Un’istituzione scrigno d’una delle collezioni di opere fra le piu’ vaste al mondo
Alessandro Logroscino
GERUSALEMME – Dalla preistoria alle neoavanguardie, dall’archeologia alle installazioni dell’arte contemporanea, dal patrimonio ebraico alle diverse declinazioni della tradizione monoteistica (cristianesimo, islam) e ai suoi influssi sulla cultura dell’Occidente e del resto del mondo. E’ un’ambizione enciclopedica quella che ispira il Museo d’Israele di Gerusalemme – istituzione simbolo del Paese del sionismo e scrigno d’una delle collezioni di opere e oggetti fra le piu’ vaste al mondo – che si ripropone in queste settimane al pubblico in veste rinnovata, dopo un imponente intervento di risistemazione avviato e concluso nel giro di tre anni. Un intervento che non stravolge il disegno originale degli architetti Alfred Mansfield e Dora Gan, a 45 anni di distanza dall’apertura datata 1965. Ne’ cancella il colpo d’occhio di uno spazio affacciato scenograficamente su una delle vallate di Gerusalemme e incastonato fra i templi laici dello Stato d’Israele: dalla Knesset alla Corte suprema, dalla Biblioteca nazionale al campus dell’Universita’ ebraica. Affidato alla matita del newyorchese James Carpenter, il progetto comprende la creazione di un nuovo ingresso (con un nuovo padiglione in vetro che riprende le linee della struttura modernista degli edifici originali del museo), una nuova utilizzazione degli spazi, una ridefinizione del percorso di visita e l’incremento da 50.000 a oltre 58.000 metri quadrati delle superfici espositive disseminate su un’area di 20 acri. Uno sforzo gigantesco che appare ormai completato, a pochi giorni dall’inaugurazione ufficiale del 21 luglio e a tre anni esatti dall’inizio dei lavori.

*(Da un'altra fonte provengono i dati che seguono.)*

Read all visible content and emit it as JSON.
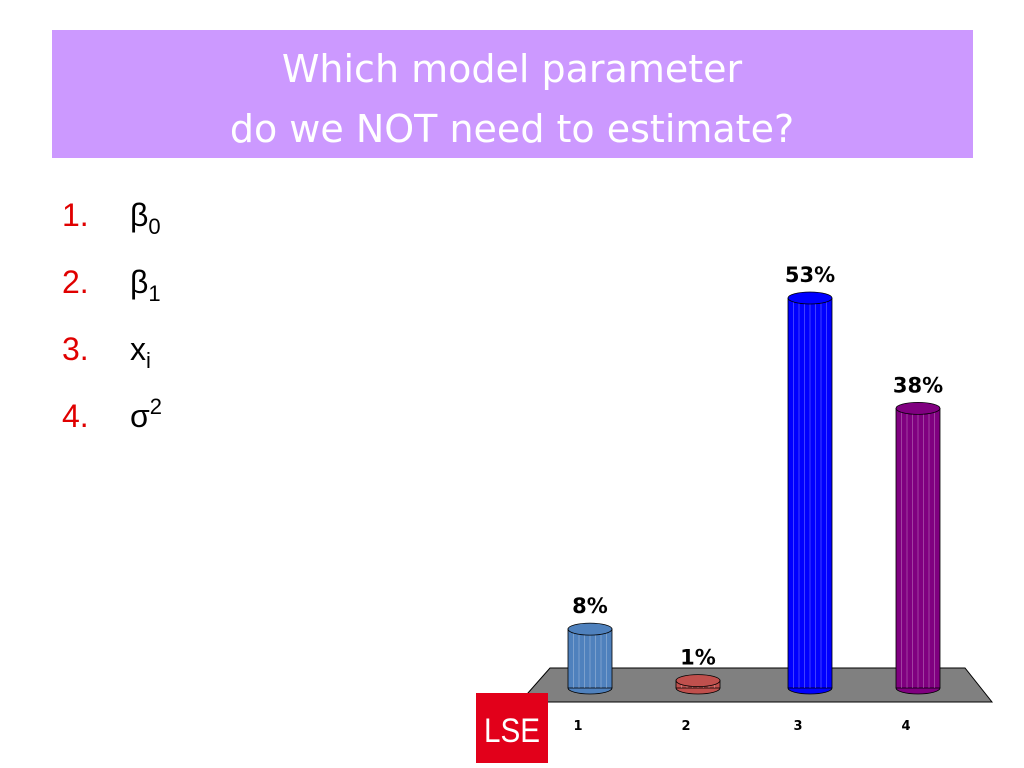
{
  "header": {
    "title_lines": [
      "Which model parameter",
      "do we NOT need to estimate?"
    ]
  },
  "options": [
    {
      "number": "1.",
      "symbol": "β",
      "sub": "0"
    },
    {
      "number": "2.",
      "symbol": "β",
      "sub": "1"
    },
    {
      "number": "3.",
      "symbol": "x",
      "sub": "i"
    },
    {
      "number": "4.",
      "symbol": "σ",
      "sup": "2"
    }
  ],
  "chart_data": {
    "type": "bar",
    "categories": [
      "1",
      "2",
      "3",
      "4"
    ],
    "values": [
      8,
      1,
      53,
      38
    ],
    "value_labels": [
      "8%",
      "1%",
      "53%",
      "38%"
    ],
    "colors": [
      "#4f81bd",
      "#c0504d",
      "#0000ff",
      "#800080"
    ]
  },
  "logo": "LSE"
}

Il costo complessivo, pari a 100 milioni di dollari, ”e’ stato coperto per l’80% da finanziatori privati, israeliani e stranieri, fra individui, famiglie e fondazioni”, ha spiegato all’ANSA il direttore James Snyder, gia’ regista anni fa – allora in veste di vicedirettore del Moma di New York – di un’eclatante operazione di ampliamento e ristrutturazione d’una grande realta’ museale. L’obiettivo non cambia e resta quello di offrire da un lato una panoramica della millenaria eredita’ storico-culturale di questa terra e dall’altro delle innumerevoli concatenazioni fra la tradizione monoteistica che qui prese forma e le culture del mondo. Si aggiorna invece il modello di fruizione di una istituzione ricchissima, che racchiude ben 500.000 oggetti. Con un percorso circolare che permettera’ al pubblico di navigare intuitivamente attraverso gallerie e spazi aperti, accostando in un gioco di echi e specchi la preistoria, la storia del Vicino Oriente antico, l’arte moderna e contemporanea.
L’intervento – oltre alle nuove e tutt’altro che indiscrete strutture architettoniche di Carpenter – ha comportato restauri e una rivisitazione complessiva delle collezioni nelle tre gallerie principali: l’ala Bronfman, dedicata all’archeologia, che comprende anche la pagoda bianca concepita a suo tempo da Frederick Kiesler per ospitare i fatidici Rotoli del Mar Morto (o di Qumran); l’ala Mandel, con la sua impareggiabile raccolta di vestigia della tradizione ebraica, sacra e non (Judaica); e infine l’ala Safra, suddivisa in una sezione riservata all’arte dell’Occidente, dagli antichi maestri alle opere contemporanee, e in una aperta ai contributi artistici di continenti lontani. Ritocchi hanno riguardato pure le gallerie destinare a esibizioni speciali e quella pensata per l’educazione artistica dei giovani visitatori. Mentre resta intatto, all’esterno, il suggestivo modello di Gerusalemme, in scala 50 a 1, ricostruita come era all’epoca del Secondo Tempio. E appare riportato a nuova vita il giardino-scultura del nippo-americano Isamu Noguchi.